Neben den Akten der einzelnen Parteigremien dokumentieren die Akten der Landesgeschäftsstelle über die Kreisverbände (seit 1963 Bezirksverbände) mit ihren Rundschreiben an Untergliederungen und Mitglieder den Aufbau und die Organisation der Partei sowie den innerparteilichen Willensbildungsprozess.
Eine weitere eigenständige Gruppe des Bestandes "Bayernpartei", die über die Registratur der Landesgeschäftsstelle überliefert worden ist, stellen die Akten des Landtagsbüros (Nr. 116-168) dar mit Protokollserien von Sitzungen der Landtagsfraktion (1953-1966) und mit Handakten der einzelnen Fraktionsvorsitzenden (auch erst seit 1954). Vor allem diese Akten zeigen die politische Arbeit der Bayernpartei. Darüber hinaus sind sie durch den in ihnen überlieferten umfangreichen Schriftwechsel wichtige Quellen zur politischen Entwicklung in Bayern. Nicht zuletzt werden in ihnen (Petitionen etc.) die Anliegen der der Bayernpartei nahestehenden Bevölkerungskreise sichtbar.

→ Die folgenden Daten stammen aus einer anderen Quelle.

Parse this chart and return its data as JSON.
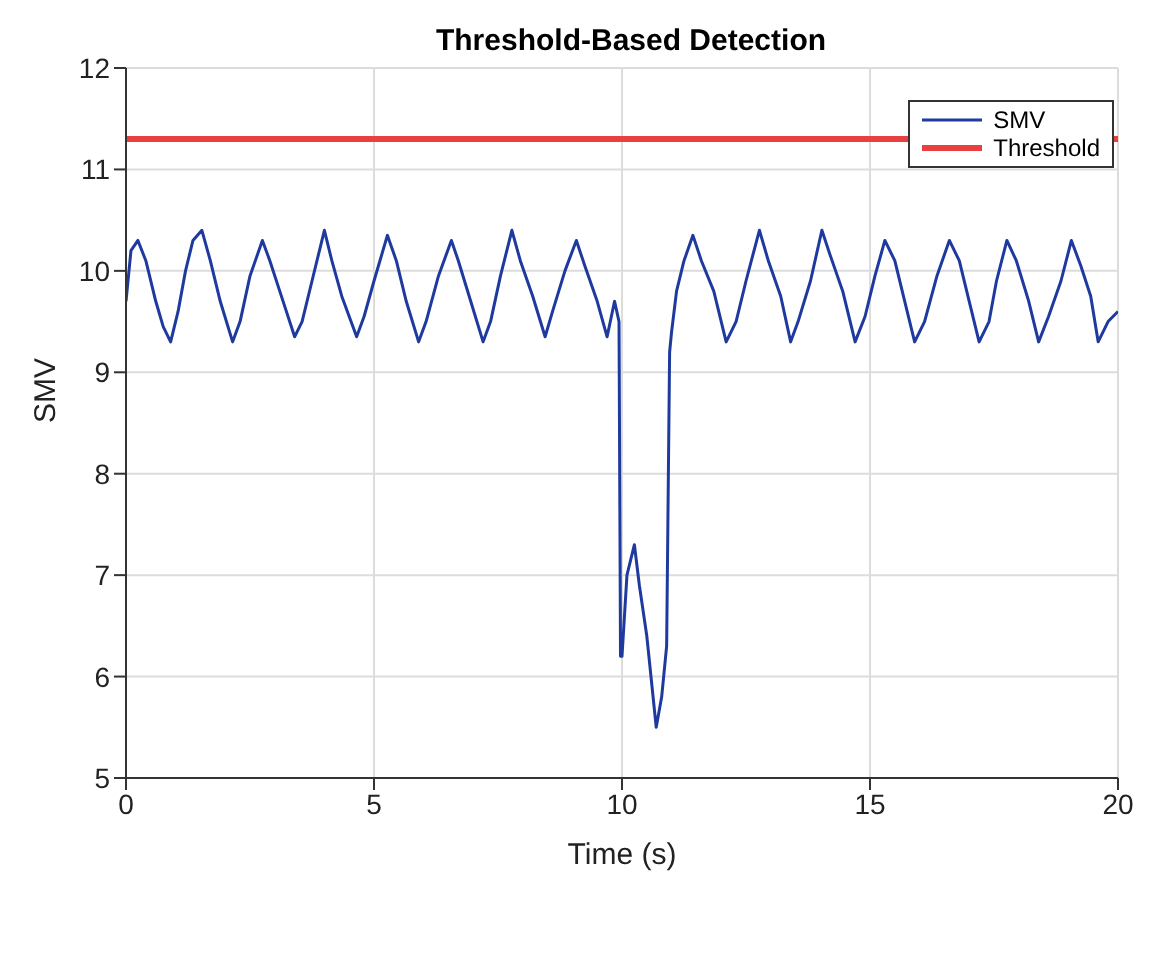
{
  "chart_data": {
    "type": "line",
    "title": "Threshold-Based Detection",
    "xlabel": "Time (s)",
    "ylabel": "SMV",
    "series": [
      {
        "name": "SMV",
        "color": "#1f3a9e",
        "x": [
          0,
          0.1,
          0.24,
          0.4,
          0.6,
          0.75,
          0.9,
          1.05,
          1.2,
          1.35,
          1.53,
          1.7,
          1.9,
          2.15,
          2.3,
          2.5,
          2.75,
          2.9,
          3.1,
          3.4,
          3.55,
          3.75,
          4.0,
          4.15,
          4.35,
          4.65,
          4.8,
          5.0,
          5.27,
          5.45,
          5.65,
          5.9,
          6.05,
          6.3,
          6.56,
          6.7,
          6.95,
          7.2,
          7.35,
          7.55,
          7.78,
          7.95,
          8.2,
          8.45,
          8.6,
          8.85,
          9.08,
          9.25,
          9.5,
          9.7,
          9.85,
          9.94,
          9.97,
          10.0,
          10.1,
          10.25,
          10.35,
          10.5,
          10.69,
          10.8,
          10.9,
          10.96,
          11.0,
          11.1,
          11.25,
          11.43,
          11.6,
          11.85,
          12.1,
          12.3,
          12.5,
          12.77,
          12.95,
          13.2,
          13.4,
          13.55,
          13.8,
          14.03,
          14.2,
          14.45,
          14.7,
          14.9,
          15.1,
          15.3,
          15.5,
          15.7,
          15.9,
          16.1,
          16.35,
          16.6,
          16.8,
          17.0,
          17.2,
          17.4,
          17.55,
          17.76,
          17.95,
          18.2,
          18.4,
          18.6,
          18.85,
          19.06,
          19.25,
          19.45,
          19.6,
          19.8,
          20
        ],
        "values": [
          9.7,
          10.2,
          10.3,
          10.1,
          9.7,
          9.45,
          9.3,
          9.6,
          10.0,
          10.3,
          10.4,
          10.1,
          9.7,
          9.3,
          9.5,
          9.95,
          10.3,
          10.1,
          9.8,
          9.35,
          9.5,
          9.9,
          10.4,
          10.1,
          9.75,
          9.35,
          9.55,
          9.9,
          10.35,
          10.1,
          9.7,
          9.3,
          9.5,
          9.95,
          10.3,
          10.1,
          9.7,
          9.3,
          9.5,
          9.95,
          10.4,
          10.1,
          9.75,
          9.35,
          9.6,
          10.0,
          10.3,
          10.05,
          9.7,
          9.35,
          9.7,
          9.5,
          6.2,
          6.2,
          7.0,
          7.3,
          6.9,
          6.4,
          5.5,
          5.8,
          6.3,
          9.2,
          9.4,
          9.8,
          10.1,
          10.35,
          10.1,
          9.8,
          9.3,
          9.5,
          9.9,
          10.4,
          10.1,
          9.75,
          9.3,
          9.5,
          9.9,
          10.4,
          10.15,
          9.8,
          9.3,
          9.55,
          9.95,
          10.3,
          10.1,
          9.7,
          9.3,
          9.5,
          9.95,
          10.3,
          10.1,
          9.7,
          9.3,
          9.5,
          9.9,
          10.3,
          10.1,
          9.7,
          9.3,
          9.55,
          9.9,
          10.3,
          10.05,
          9.75,
          9.3,
          9.5,
          9.6
        ]
      },
      {
        "name": "Threshold",
        "color": "#e84040",
        "x": [
          0,
          20
        ],
        "values": [
          11.3,
          11.3
        ]
      }
    ],
    "xlim": [
      0,
      20
    ],
    "xticks": [
      0,
      5,
      10,
      15,
      20
    ],
    "ylim": [
      5,
      12
    ],
    "yticks": [
      5,
      6,
      7,
      8,
      9,
      10,
      11,
      12
    ],
    "grid": true,
    "legend": "top right"
  }
}
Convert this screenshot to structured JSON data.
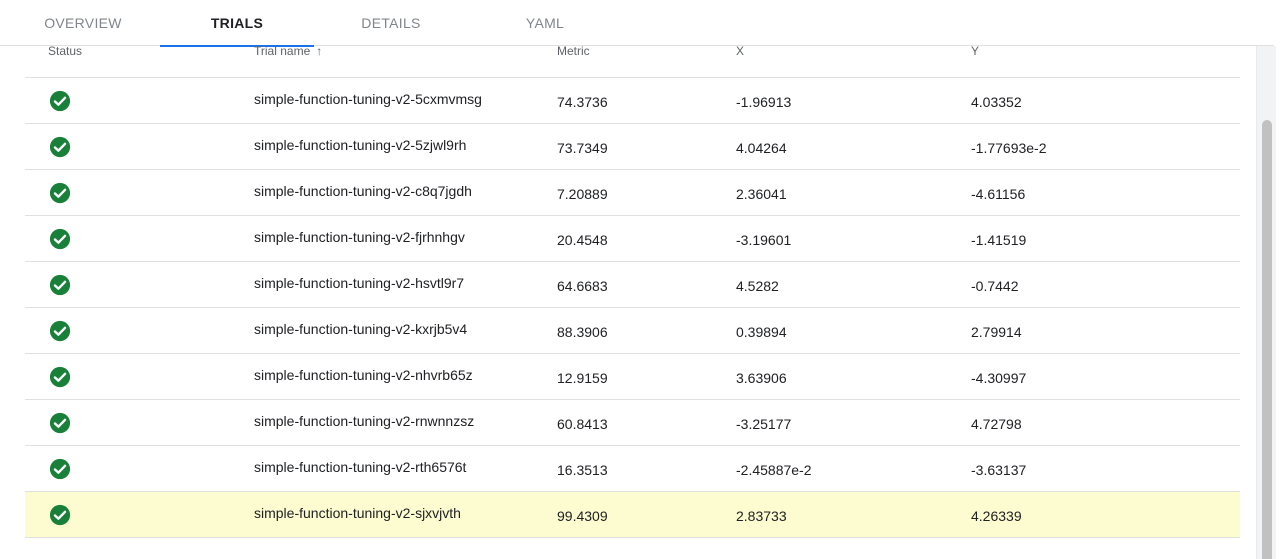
{
  "tabs": [
    {
      "label": "OVERVIEW",
      "active": false
    },
    {
      "label": "TRIALS",
      "active": true
    },
    {
      "label": "DETAILS",
      "active": false
    },
    {
      "label": "YAML",
      "active": false
    }
  ],
  "table": {
    "columns": {
      "status": "Status",
      "name": "Trial name",
      "name_sort": "↑",
      "metric": "Metric",
      "x": "X",
      "y": "Y"
    },
    "rows": [
      {
        "status": "success",
        "name": "simple-function-tuning-v2-5cxmvmsg",
        "metric": "74.3736",
        "x": "-1.96913",
        "y": "4.03352"
      },
      {
        "status": "success",
        "name": "simple-function-tuning-v2-5zjwl9rh",
        "metric": "73.7349",
        "x": "4.04264",
        "y": "-1.77693e-2"
      },
      {
        "status": "success",
        "name": "simple-function-tuning-v2-c8q7jgdh",
        "metric": "7.20889",
        "x": "2.36041",
        "y": "-4.61156"
      },
      {
        "status": "success",
        "name": "simple-function-tuning-v2-fjrhnhgv",
        "metric": "20.4548",
        "x": "-3.19601",
        "y": "-1.41519"
      },
      {
        "status": "success",
        "name": "simple-function-tuning-v2-hsvtl9r7",
        "metric": "64.6683",
        "x": "4.5282",
        "y": "-0.7442"
      },
      {
        "status": "success",
        "name": "simple-function-tuning-v2-kxrjb5v4",
        "metric": "88.3906",
        "x": "0.39894",
        "y": "2.79914"
      },
      {
        "status": "success",
        "name": "simple-function-tuning-v2-nhvrb65z",
        "metric": "12.9159",
        "x": "3.63906",
        "y": "-4.30997"
      },
      {
        "status": "success",
        "name": "simple-function-tuning-v2-rnwnnzsz",
        "metric": "60.8413",
        "x": "-3.25177",
        "y": "4.72798"
      },
      {
        "status": "success",
        "name": "simple-function-tuning-v2-rth6576t",
        "metric": "16.3513",
        "x": "-2.45887e-2",
        "y": "-3.63137"
      },
      {
        "status": "success",
        "name": "simple-function-tuning-v2-sjxvjvth",
        "metric": "99.4309",
        "x": "2.83733",
        "y": "4.26339",
        "highlighted": true
      }
    ]
  },
  "icons": {
    "status_success": "check-circle-icon"
  },
  "colors": {
    "success": "#188038",
    "tab_underline": "#1a73e8",
    "highlight_row": "#fdfcd0"
  }
}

Ein dritter Block des Bestandes "Bayernpartei" sind die Handakten von Ludwig Max Lallinger zu verschiedenen Einzelfällen aus seiner Zeit als Landtagsabgeordneter und Münchner Stadtrat (Nr. 251-265, 268-289), die eine Ergänzung bilden zu der Serie von Bittgesuchen an ihn persönlich (1954-1966), die in den Akten der Kreisgeschäftsstelle München überliefert worden sind (Nr. 76-81).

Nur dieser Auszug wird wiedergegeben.